Submitted to: Plant Cell Reports
Publication Type: Peer Reviewed Journal
Publication Acceptance Date: 3/6/2001
Publication Date: 7/20/2001
Citation: Liu, Q., Ingersoll, J., Owens, L., Salih, S.S., Meng, R., Hammerschlag, F.A. 2001. Response of transgenic 'royal gala' apple (malus x domestica borkh). shoots, carrying a modified mb39 gene, to erwinia amylovora. Plant Cell Reports. 20:306-312

Interpretive Summary: Fire blight, caused by the bacterium Erwinia amylovora, is a serious and difficult to control disease of many important apple cultivars, and economic losses in commercial orchards can be significant, and sometimes devastating. Improvement of apple via conventional breeding is a slow, lengthy process and although gene transfer techniques make it possible to overcome this problem by the direct transfer of useful genes (e.g. for disease resistance) into commercially important cultivars, very few transgenic apple trees have been produced. Recently, genes for several bactericidal proteins were successfully transferred to apple cultivar Galaxy and several resulting transgenic lines expressed increased disease resistance. In this study, we report on the introduction of the gene for the bactericidal peptide cecropin into 'Royal Gala'apple (highly susceptible to fire blight) and then treatment of two of the transgenic lines with a chromosome doubling agent. Several transgenic lines expressed increased levels of resistance to fire blight and doubling the chromosome numbers of these lines increased resistance even further. This research should be of use to scientists interested in using gene transfer techniques to introduce genes for disease resistance into apple and other species susceptible to bacterial diseases.
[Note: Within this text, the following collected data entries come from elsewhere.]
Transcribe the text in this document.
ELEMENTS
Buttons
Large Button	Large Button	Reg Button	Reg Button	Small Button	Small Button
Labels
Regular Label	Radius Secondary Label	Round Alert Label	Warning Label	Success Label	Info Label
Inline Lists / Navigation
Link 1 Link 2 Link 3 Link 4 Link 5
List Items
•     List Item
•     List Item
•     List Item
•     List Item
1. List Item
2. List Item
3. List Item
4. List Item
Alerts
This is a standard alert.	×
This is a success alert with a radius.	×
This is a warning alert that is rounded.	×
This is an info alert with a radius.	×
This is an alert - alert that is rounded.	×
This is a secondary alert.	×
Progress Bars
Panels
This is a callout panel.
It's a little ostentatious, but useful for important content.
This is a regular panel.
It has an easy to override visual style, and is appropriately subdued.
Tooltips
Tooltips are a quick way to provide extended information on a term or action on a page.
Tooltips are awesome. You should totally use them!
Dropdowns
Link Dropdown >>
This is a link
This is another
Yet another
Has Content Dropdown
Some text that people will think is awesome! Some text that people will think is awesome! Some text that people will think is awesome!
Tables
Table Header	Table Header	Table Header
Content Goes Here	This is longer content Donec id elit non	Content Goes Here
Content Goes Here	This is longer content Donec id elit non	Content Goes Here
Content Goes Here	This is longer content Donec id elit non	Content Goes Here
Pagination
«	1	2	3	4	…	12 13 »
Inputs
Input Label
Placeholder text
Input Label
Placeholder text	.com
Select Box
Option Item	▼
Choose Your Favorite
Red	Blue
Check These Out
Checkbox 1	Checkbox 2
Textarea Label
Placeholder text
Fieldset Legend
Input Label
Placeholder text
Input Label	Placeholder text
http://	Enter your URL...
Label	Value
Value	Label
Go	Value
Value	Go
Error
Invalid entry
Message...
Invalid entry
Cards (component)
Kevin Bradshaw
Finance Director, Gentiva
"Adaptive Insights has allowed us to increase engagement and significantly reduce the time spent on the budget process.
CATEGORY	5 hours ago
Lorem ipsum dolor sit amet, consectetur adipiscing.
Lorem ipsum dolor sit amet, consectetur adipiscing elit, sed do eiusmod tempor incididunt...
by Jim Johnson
Technical Abstract: Transgenic 'Royal Gala' apple (Malus x domestica Borkh.) shoots were obtained by Agrobacterium-mediated gene transfer using a plasmid vector pGV with T-DNA encoding a modified cecropin gene (MB39) joined to a secretory coding sequence from barley alpha-amylase and placed under the control of a wound-inducible promoter osmotin from tobacco. The integration of the cecropin MB39 gene into apple was confirmed by Southern blot analysis. The transformation efficiency was 1.5 % when internodes from etiolated shoots were used as explants and 2% when leaf explants were used. Both non-transgenic and transgenic tetraploid plants were produced by treatment of leaf explants with colchicine at 25 mg/liter. Polyploidy was confirmed by flow cytometry. Three of the diploid transgenics were significantly more resistant to Erwinia amylovora than the non-transformed 'Royal Gala' control, and in one case, a tetraploid transgenic line was significantly more resistant than the diploid shoot it was derived from.